Andy doesn’t quite remember what he yells. It must’ve been something like, _this is for you-_

 

They’re singing _ALLEZ ALLEZ ALLEZ-_

 

_-This is for us._ Then he turns back, flings himself into Trent and Gini’s waiting arms.

  
  


-

 

He wakes up suddenly, disoriented and dizzy but strangely light, even though for a moment he couldn’t even remember where he was or why he felt it. As though something beautiful had happened in his dreams, and it had followed him like a warm weight into reality.

Virgil’s arm is flung across his chest, Virgil snoring directly into his ear. All the lights in the room were still on, and he could hear music, faintly, the heavy bass of speakers reverberating through the wall. Andy doesn’t remember how he fell asleep, couldn’t even begin to guess how long he’d been out. It could be two minutes or two hours.

He gently moves Virgil’s arm off, and tries to stand up, wobbly legged. He’s still wearing trainers, slightly sticky with beer or champagne, and he peels off a solitary ticker tape stuck to the side of his shoe- and it hits him, flipping that silver paper in his hands, that they’ve won it.

 

Everything comes back in a rush: the slick shine of champagne on the floors, fireworks in the night sky, everything lit up in red. Standing in the line in front of the travelling kop like an echo to the game against Barcelona, except this time with the silver cup set like a promise fulfilled before them. The cup wreathed in red. The cup, his to touch, finally, Jordan’s to lift, finally; theirs, theirs, theirs.
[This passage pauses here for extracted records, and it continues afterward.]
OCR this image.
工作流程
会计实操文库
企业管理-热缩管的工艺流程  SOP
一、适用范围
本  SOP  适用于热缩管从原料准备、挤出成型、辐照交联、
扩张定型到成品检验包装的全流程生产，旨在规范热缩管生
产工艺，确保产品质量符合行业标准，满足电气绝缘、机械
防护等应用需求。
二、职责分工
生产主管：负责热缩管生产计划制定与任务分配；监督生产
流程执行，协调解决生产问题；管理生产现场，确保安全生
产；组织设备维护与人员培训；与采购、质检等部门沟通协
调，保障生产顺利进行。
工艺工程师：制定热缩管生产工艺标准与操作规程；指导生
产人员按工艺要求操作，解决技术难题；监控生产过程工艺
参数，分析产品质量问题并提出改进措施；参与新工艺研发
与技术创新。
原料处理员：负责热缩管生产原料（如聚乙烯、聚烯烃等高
 He wanders down the corridor, peering into rooms. Gini cheerfully packing the last of his things, Joe passed out on the bed, fully dressed. Studge and Ox beckoning at him in a room full of people still partying strong, the manager roaring to some European disco song. In Jordan’s room he finds Adam asleep with both arms wrapped around the cup, head in Jordan’s lap.

 

He finds James, finally, sat on the balcony. The doors are open, heavy curtains fluttering a little in the morning breeze. The sun’s come up over the horizon, though they couldn’t see it. The sky’s a shade of blue he wants to commit entirely to memory.

“Morning,” James says, shifting over on his couch. Andy doesn’t want to question why they’ve dragged the couch out, so he just settles down, wordless, next to James. He’s not sure if he has any voice left anyway, not after all the scream singing last night.

For a minute it’s enough to sit there, their shoulders pressed together, watching the Madrid sky get gradually lighter and the birds flitting across the ornate windows across the street.

Then James says, “Where’s your medal?”

 Andy blinks, “What?” He looks down, half expecting it to be gone, and looks back up at James’ laugh, full bellied and crinkle eyed.

“Bastard,” Andy says, and leans forward to wrap both arms around James. They fit, snugly, and everything’s still spinning a little, shiny stars glimmering in and out of his field of vision. Maybe he’s not so sober yet. James holds him, huffing a laugh into the side of Andy’s neck, and Andy’s satisfied, all of a sudden. This full year; them. There’s a plane on the way to take them home, first flight of the morning.

 

“It’s gold,” Andy says, apropos of nothing.

“I know,” James says. He gets to his feet, pulling Andy up with him. “Let’s go see if they’ve got rolls at breakfast.”

  
  
  
  
  
  
  
  
  
  
  
  
  


**Author's Note:**

> And this is where I say: look how far we've come. I love every single one of you reading this sentence. Thank you for reading, always.